Die Zinsen steigen, der Immobilienmarkt verliert an Attraktivität und in Sachen Nachhaltigkeit steigen die Anforderungen: So richtig bietet es sich derzeit nicht an, in Immobilien zu investieren, oder?
Wechsler: Es ist heute zumindest anspruchsvoller geworden. In der zurückliegenden, langen Negativzinsphase haben viele Anleger und Investoren auf Immobilien gesetzt, um mit überschaubarem Risiko eine verlässliche Rendite zu erzielen – das hat für steigende Preise gesorgt. Jetzt, da die Zinsen wieder anziehen, gewinnen Anleihen und andere festverzinsliche Anlagevehikel an Attraktivität. Dennoch gibt es im Immobilienbereich auch heute noch spannende Investitionsmöglichkeiten. Professionelle Investoren planen in der Regel langfristig und beziehen nicht realisierte Ausnutzungsreserven, vorhandenes Mietzinspotenzial oder steuerlich attraktive Um- oder Ausbauten in ihre Überlegungen mit ein. Erst wenn alle Parameter berücksichtigt werden, lässt sich abschätzen, ob die Investition in eine Immobilie attraktiv ist oder nicht.

Wie unterstützen Sie Kunden, die gerne Eigenheim erwerben würden, die gestiegenen finanziellen Anforderungen aber nicht bewältigen können?
Wechsler: Zunächst ist es wichtig, Transparenz zu schaffen. Deswegen sprechen wir die anstehenden Nachhaltigkeitsinvestitionen gegenüber unserer Kundschaft immer proaktiv an und bieten mit unserem «Wegweiser für energetische Sanierungen» wichtige Hintergrundinformationen. Entlastung können Förderprogramme bieten, aber auch unsere Nachhaltigkeitshypothek, die im ersten Jahr nicht verzinst werden muss.

Kann die Kantonalbank auch bei den Eigenmitteln etwas grosszügiger sein, wenn der Kunde die Nachhaltigkeitsinvestitionen trägt?
Wechsler: Nein, dies ist leider nicht möglich. Hier müssen wir uns an die regulatorischen Vorschriften halten – die 20 Prozent Eigenmittel beim Kauf eines Eigenheims beziehungsweise die 25 Prozent beim Erwerb eines Renditeobjekts sind vorgegeben.

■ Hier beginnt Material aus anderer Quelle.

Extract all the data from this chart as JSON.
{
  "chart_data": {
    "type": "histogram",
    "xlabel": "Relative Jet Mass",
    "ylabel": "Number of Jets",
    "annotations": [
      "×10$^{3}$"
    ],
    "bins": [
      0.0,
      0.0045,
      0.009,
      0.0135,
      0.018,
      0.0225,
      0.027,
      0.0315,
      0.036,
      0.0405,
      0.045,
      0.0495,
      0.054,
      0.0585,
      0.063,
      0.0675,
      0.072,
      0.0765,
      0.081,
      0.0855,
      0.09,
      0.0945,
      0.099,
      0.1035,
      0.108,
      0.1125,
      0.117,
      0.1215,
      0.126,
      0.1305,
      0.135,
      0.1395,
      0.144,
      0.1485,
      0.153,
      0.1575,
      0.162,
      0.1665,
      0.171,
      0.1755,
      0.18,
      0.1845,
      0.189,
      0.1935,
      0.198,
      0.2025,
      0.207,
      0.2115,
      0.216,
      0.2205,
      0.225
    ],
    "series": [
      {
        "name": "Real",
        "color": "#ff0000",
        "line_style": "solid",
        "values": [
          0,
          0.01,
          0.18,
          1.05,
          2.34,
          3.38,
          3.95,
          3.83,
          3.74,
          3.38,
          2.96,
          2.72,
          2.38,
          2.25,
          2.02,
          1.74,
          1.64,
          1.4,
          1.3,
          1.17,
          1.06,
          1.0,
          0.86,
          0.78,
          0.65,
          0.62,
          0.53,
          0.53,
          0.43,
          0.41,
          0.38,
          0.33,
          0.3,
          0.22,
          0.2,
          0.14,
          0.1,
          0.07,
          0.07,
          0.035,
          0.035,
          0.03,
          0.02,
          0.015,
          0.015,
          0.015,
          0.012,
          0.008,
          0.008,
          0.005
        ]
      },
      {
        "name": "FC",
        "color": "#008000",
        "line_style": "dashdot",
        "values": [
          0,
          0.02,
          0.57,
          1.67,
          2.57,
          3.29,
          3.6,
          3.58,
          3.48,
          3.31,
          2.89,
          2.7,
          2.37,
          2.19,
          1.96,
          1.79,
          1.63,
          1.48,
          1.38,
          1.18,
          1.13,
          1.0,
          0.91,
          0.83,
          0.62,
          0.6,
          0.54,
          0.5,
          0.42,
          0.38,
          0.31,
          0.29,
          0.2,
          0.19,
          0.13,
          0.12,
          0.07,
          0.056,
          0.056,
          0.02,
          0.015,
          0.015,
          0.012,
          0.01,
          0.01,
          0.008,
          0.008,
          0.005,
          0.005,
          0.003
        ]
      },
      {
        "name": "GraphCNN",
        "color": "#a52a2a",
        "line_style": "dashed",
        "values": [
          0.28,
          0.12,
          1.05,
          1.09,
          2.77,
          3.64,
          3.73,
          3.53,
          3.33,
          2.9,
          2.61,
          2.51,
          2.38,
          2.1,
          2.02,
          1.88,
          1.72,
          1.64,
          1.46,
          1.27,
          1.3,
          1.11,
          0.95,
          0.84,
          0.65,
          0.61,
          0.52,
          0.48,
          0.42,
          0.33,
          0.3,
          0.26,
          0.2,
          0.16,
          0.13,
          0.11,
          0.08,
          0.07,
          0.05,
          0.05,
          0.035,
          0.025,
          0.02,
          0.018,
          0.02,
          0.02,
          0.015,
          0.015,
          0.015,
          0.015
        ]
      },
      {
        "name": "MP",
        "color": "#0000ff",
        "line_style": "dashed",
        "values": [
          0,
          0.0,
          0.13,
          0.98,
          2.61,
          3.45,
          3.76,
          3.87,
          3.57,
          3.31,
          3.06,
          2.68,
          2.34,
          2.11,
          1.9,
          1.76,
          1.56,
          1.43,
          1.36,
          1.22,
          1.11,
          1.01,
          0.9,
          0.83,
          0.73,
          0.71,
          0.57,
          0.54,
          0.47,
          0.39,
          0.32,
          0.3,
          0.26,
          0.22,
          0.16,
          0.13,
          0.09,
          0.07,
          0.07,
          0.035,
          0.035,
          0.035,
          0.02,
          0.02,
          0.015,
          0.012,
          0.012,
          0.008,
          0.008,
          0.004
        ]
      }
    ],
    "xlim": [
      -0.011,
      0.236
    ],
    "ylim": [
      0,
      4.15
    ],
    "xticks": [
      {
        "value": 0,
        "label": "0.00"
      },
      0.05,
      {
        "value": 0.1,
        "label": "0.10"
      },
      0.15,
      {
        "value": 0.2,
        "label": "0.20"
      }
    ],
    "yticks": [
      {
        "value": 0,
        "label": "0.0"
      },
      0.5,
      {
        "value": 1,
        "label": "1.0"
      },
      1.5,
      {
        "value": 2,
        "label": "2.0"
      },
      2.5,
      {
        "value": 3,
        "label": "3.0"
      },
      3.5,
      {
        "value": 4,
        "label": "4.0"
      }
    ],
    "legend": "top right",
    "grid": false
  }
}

Wo steht der Kanton Schaffhausen mit Blick auf nachhaltige Immobilien?
Wechsler:
Eine zuverlässige Aussage für den ganzen Kanton zu machen, ist schwierig. Die Entwicklungen lassen sich aber gut am Beispiel der Pensionskasse Schaffhausen verdeutlichen, bei der ich die Liegenschaftenkommission präsidiere. Schon anfangs 2020 haben wir für alle direkten Immobilienanlagen eine konkrete Nachhaltigkeitsstrategie formuliert mit messbaren Zielen etwa für den Energieverbrauch und den CO2-Ausstoss. Die grösseren Pensionskassen und institutionellen Anleger sind ein Treiber für nachhaltige Immobilien. Deshalb würde ich sagen: Wir stehen im Kanton Schaffhausen sicher nicht schlechter da als der Schweizer Durchschnitt.

Zur Person: Markus Wechsler

Seit 2016 ist Markus Wechsler bei der Schaffhauser Kantonalbank tätig. Seit Mitte 2022 leitet er die für die Bank zentrale Abteilung Immobilien-Investoren. Insgesamt 14 Mitarbeiter sind zuständig für die Beratung von privaten und institutionellen Immobilien-Investoren, Baupromotoren, Baugenossenschaften und Immobilienunternehmen. Als Präsident der Liegenschaftenkommission der Pensionskasse Schaffhausen ist er zudem mitverantwortlich für die Definition und Umsetzung der Immobilienstrategie der Pensionskasse für direkte Immobilienanlagen.